The average mid-sized supermarket in Europe produces enough waste heat from its refrigeration and air conditioning units in one year to be able to provide the thermal energy needs of 200 homes over the same period. “It’s not just our supermarkets producing this kind of waste — there are data centres, factories, hospitals, offices and many other buildings and institutions in towns and cities all over Europe producing this energy as a by-product of their activities, all too often just wasted into the atmosphere,” states a press release from Life4HeatRecovery, an EU LIFE program funded project looking to use wasted energy recovered from different sources and apply it to district heating systems. To do this efficiently, the project is developing complete, prefabricated “skids” that collect the waste energy using heat pumps.
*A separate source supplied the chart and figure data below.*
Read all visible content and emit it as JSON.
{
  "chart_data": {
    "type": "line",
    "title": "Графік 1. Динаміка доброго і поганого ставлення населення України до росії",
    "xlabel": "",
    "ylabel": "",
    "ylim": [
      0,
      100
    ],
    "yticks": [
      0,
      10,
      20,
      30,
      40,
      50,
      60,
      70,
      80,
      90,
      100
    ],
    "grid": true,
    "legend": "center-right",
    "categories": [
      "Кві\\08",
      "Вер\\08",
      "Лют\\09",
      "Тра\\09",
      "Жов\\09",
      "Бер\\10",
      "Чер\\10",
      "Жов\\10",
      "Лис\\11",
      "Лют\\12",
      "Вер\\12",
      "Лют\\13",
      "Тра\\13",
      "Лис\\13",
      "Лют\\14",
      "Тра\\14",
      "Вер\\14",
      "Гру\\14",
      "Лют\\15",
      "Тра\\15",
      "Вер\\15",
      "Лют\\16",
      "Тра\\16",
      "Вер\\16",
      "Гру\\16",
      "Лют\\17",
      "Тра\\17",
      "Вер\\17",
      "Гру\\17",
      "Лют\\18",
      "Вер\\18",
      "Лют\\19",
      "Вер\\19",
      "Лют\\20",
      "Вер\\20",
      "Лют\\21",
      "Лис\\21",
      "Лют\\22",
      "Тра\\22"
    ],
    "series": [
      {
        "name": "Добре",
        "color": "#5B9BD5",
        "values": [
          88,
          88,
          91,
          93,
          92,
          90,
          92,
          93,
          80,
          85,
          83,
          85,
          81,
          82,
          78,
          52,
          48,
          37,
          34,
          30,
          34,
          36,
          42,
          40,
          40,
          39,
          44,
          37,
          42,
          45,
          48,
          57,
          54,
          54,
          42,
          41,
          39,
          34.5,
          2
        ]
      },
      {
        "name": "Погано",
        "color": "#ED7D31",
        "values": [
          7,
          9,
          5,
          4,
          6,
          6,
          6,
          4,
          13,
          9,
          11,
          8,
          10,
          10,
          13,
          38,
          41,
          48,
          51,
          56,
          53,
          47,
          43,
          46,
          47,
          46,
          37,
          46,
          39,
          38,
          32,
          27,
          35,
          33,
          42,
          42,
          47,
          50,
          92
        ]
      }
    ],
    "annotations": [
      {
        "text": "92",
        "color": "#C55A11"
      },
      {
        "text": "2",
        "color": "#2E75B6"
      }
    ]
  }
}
“The heat pumps are used in two ways,” explains Roberto Fedrizzi of EURAC Research, who coordinates the Life4HeatRecovery project. “The low temperature waste heat can be warmed to a level that is useful for district heating by connecting a heat pump to this waste source, which increases the temperature of the available heat from around 10° to 30°C to 70° to 80°C. This is then connected to the district heating system and made available for traditional district heating networks. The other possibility, however, is for a new generation of district heating networks that directly distribute the waste heat through the network. This heats the water in the network to around 10° to 20°C, which is distributed to the door of the buildings on the network. It can be warmed up to a useful heat at the individual buildings using heat pumps. The low-temperature water does not suffer heat losses along the network pipelines.”
An abundance of waste heat can be used in this way. The project is working at four demonstration sites: a foundry in Italy, a hospital and a detergents factory in the Netherlands, and an application in Germany where waste heat is being recovered from sewers from warm water that leaves people’s bathrooms.